As far as executeCommand, that’s an interesting idea: I wonder, will you run into disambig issues that way though? Because with newAction you can name code objects and use valWhich… what happens if you program a character to ‘take card’, passing it to executeCommand, and the parser wants to know if you mean the queen or the ace? Or the apple on the counter as opposed to the apple on the plate? Will your logic always be able to know that the string isn’t ambiguous?

Well, newActorAction() doesn’t really do what I want either.
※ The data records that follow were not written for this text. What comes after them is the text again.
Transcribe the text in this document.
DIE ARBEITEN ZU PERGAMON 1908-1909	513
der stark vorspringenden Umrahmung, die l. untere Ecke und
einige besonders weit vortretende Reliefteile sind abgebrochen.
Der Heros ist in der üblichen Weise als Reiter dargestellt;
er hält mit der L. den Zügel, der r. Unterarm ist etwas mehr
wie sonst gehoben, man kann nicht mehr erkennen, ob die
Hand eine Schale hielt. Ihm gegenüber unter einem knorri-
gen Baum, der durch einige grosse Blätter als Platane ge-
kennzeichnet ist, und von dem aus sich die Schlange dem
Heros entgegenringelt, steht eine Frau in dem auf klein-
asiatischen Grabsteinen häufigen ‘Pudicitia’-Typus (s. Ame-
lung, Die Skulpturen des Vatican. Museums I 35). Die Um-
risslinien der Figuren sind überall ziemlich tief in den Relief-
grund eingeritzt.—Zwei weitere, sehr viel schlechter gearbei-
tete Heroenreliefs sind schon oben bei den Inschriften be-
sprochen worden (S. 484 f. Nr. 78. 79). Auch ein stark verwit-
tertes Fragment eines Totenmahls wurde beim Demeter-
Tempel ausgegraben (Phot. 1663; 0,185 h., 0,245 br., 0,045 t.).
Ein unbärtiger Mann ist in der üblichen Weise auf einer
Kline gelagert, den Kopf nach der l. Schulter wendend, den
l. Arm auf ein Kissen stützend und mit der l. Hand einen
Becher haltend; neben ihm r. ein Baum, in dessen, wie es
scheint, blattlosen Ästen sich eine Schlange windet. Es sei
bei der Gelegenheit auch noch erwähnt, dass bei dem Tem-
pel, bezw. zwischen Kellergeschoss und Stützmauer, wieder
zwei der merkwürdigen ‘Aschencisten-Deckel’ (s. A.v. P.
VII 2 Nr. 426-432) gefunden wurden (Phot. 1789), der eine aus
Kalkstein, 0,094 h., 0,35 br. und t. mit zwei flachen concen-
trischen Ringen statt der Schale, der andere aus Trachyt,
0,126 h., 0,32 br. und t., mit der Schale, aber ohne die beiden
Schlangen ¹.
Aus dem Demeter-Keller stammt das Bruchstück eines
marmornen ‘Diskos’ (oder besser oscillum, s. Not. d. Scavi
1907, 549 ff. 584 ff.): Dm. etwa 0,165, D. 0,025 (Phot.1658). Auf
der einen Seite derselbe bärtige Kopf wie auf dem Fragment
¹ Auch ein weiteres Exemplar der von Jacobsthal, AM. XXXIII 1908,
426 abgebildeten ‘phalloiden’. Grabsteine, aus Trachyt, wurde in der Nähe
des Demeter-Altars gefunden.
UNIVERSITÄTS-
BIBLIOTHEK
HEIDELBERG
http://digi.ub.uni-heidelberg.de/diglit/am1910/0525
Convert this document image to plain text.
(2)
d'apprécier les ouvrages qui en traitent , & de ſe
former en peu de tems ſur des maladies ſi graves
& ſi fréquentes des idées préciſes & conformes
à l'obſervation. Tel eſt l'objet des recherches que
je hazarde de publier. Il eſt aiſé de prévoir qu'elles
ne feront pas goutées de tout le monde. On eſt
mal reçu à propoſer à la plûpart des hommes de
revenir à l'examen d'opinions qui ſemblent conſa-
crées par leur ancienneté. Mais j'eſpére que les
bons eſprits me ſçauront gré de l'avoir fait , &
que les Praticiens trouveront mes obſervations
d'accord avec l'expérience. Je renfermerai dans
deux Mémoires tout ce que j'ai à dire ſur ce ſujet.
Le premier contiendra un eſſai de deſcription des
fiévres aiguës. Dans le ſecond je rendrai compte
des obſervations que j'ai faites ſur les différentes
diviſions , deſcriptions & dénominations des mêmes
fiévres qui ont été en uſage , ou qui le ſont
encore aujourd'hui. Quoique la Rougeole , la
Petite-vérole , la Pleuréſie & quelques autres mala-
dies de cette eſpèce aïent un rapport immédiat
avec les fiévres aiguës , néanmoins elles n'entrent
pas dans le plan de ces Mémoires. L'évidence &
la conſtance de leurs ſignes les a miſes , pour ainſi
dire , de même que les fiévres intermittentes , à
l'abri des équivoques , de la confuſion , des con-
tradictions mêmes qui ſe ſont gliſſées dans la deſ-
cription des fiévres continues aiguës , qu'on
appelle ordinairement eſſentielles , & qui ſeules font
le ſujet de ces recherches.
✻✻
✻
It’s just the thing whose intended behavior seems to be closest to what I want (and is actually implemented by adv3) . What I actually want is something like:

     r = actor.exec(cmd);
     if(r.isFailure) {
          // handler
     } else {
          // handler
     }

newActorAction() almost does this sort of thing, but it expects you to have an Action instance as well as whatever Thing instances you want to perform the Action on. And TADS3/adv3 unfortunately doesn’t really go out of its way to make it easy to switch between “parser space” identifiers and Action and Thing instances. It’s possible, and I’ve written code that does it, but it’s kudgy. Which is annoying, because figuring out stuff like what, if anything >TAKE THE RED BOOK would match is absolutely part of the basic business the parser takes care of in order to do its job.

Anyway, I think the “solution” I’ll end up going with, unless there’s something I’m missing and/or I think of something more clever, is to just wrap everything in a big try()/catch()/finally() block(s) and implement a simplified version of executeCommand(), with a fake transcript and savepoint() and undo().

But that seems like a super heavyweight approach for what feels like it’s a fairly simple task (in that it’s already very similar to stuff the parser is already doing itself).

Sounds ambitious. Good luck… I hope I can see the finished product.